On June 1, 2025, just hours after Magickbase’s May 31 sunset announcement granting users a six-month withdrawal window for the Nervos Network’s cross-chain bridge connecting CKB to Ethereum and BNB Chain—the protocol lost $3.76M in an access control breach, with the attacker exploiting compromised admin privileges to unlock and drain assets via privileged functions like unlock() and withdraw(). Funded a day prior via KuCoin (ETH tx: 0x0da4f731d05fce5358eb61115f71dad002d6b8b0c414d3269d8e45e7fa297e4d; BSC tx: 0xa29463be9b81b126d22bb2f6e8001ed36f0bbd71f2b2da763a538e732e747c25), the attacker (ETH: 0x1998C6d25212194eBf9BB919b87D40b2Dc8aa8b9; BSC: 0x1998c6d25212194ebf9bb919b87d40b2dc8aa8b9) tested with six hours of failed attempts (e.g., ETH: 0x69104f6b14faa6d77ae9837f6d5d01134b2af0e620d54a0723fdd931b40a87c7; BSC: 0x57a8d7b0fe1ad8b9159a37a09b3379e82cc85eb047528a5cef09dbf98b881357) before succeeding: ETH targets (0x63A993502e74828ddba5710327AFC6dc78d661b2) yielded $3.127M across two txs (0x6b6fbd9d6beef56d2a4f0d14852beea381764b962d7d73ecd216b9fd991299a1: $2.69M; 0x9859b6cbb2764a6cb86450cd7b514f54766b461735da081195226265d72a75fa: $437k), while BSC (0x8215c949F2025B84629041903aDe8394f0a080c6) added $634k (0x4c7e83126e9327fe62cb8e3dab72121062eaf213852fd581e7ada43c93ea58a4: $571k; 0x555b07899ea87be062a7df84220b38fdf93aded10ad09229e9265bed5753744b: $63k).
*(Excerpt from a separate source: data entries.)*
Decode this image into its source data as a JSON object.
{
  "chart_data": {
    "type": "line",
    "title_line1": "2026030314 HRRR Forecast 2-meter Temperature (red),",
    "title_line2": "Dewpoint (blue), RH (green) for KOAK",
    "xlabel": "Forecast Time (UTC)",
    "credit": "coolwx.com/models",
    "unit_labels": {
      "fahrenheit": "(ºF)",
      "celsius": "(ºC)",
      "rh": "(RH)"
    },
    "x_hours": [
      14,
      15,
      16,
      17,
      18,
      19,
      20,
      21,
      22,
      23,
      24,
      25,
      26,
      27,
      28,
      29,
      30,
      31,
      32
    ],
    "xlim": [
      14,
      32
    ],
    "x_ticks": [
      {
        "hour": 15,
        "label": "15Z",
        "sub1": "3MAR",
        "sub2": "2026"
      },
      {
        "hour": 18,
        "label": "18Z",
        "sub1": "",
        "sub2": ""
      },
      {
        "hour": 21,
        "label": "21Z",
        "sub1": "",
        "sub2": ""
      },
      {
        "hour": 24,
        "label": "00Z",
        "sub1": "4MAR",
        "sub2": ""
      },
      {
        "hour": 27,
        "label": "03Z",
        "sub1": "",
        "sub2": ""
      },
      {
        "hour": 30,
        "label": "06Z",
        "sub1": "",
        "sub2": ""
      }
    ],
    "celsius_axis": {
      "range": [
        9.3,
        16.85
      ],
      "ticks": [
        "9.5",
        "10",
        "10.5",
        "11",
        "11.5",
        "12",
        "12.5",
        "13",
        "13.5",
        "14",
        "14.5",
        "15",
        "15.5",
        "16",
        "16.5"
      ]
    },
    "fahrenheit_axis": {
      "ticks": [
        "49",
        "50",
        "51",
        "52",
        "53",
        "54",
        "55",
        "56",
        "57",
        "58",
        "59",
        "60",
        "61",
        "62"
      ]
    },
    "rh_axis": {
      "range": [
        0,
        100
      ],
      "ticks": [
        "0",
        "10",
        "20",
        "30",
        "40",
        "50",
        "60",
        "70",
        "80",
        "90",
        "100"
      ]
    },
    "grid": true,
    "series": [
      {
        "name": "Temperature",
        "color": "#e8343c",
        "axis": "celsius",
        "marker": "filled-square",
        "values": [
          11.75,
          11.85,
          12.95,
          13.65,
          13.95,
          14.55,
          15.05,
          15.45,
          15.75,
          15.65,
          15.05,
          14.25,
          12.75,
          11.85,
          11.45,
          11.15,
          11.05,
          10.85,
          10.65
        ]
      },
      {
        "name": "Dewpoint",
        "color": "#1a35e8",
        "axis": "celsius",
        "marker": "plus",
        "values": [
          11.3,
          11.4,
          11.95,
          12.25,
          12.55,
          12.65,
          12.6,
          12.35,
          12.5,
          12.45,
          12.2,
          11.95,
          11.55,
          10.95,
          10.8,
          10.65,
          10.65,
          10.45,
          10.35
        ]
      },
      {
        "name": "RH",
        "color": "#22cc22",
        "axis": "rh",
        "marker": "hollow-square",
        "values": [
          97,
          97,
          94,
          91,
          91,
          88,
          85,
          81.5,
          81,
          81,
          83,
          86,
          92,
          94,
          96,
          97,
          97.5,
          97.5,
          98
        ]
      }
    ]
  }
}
Stolen assets—257.8k USDT, 539 ETH, 898k USDC, 60k DAI, 0.79 WBTC—were swapped to ETH and laundered via Tornado Cash and FixedFloat. Cyvers and Hacken flagged the breach; Magickbase paused operations, handled comms (Nervos Foundation emphasized decentralization without direct address), and launched investigations, but no recovery or bounty was reported amid suspicions of insider timing. This off-chain key compromise—bypassing code flaws—fits 2025’s trend of operational risks in bridges, urging multi-sig/MPC for admins, real-time monitoring to catch failed probes, cold storage, and phased sunsets with enhanced safeguards to preempt “convenient” exits.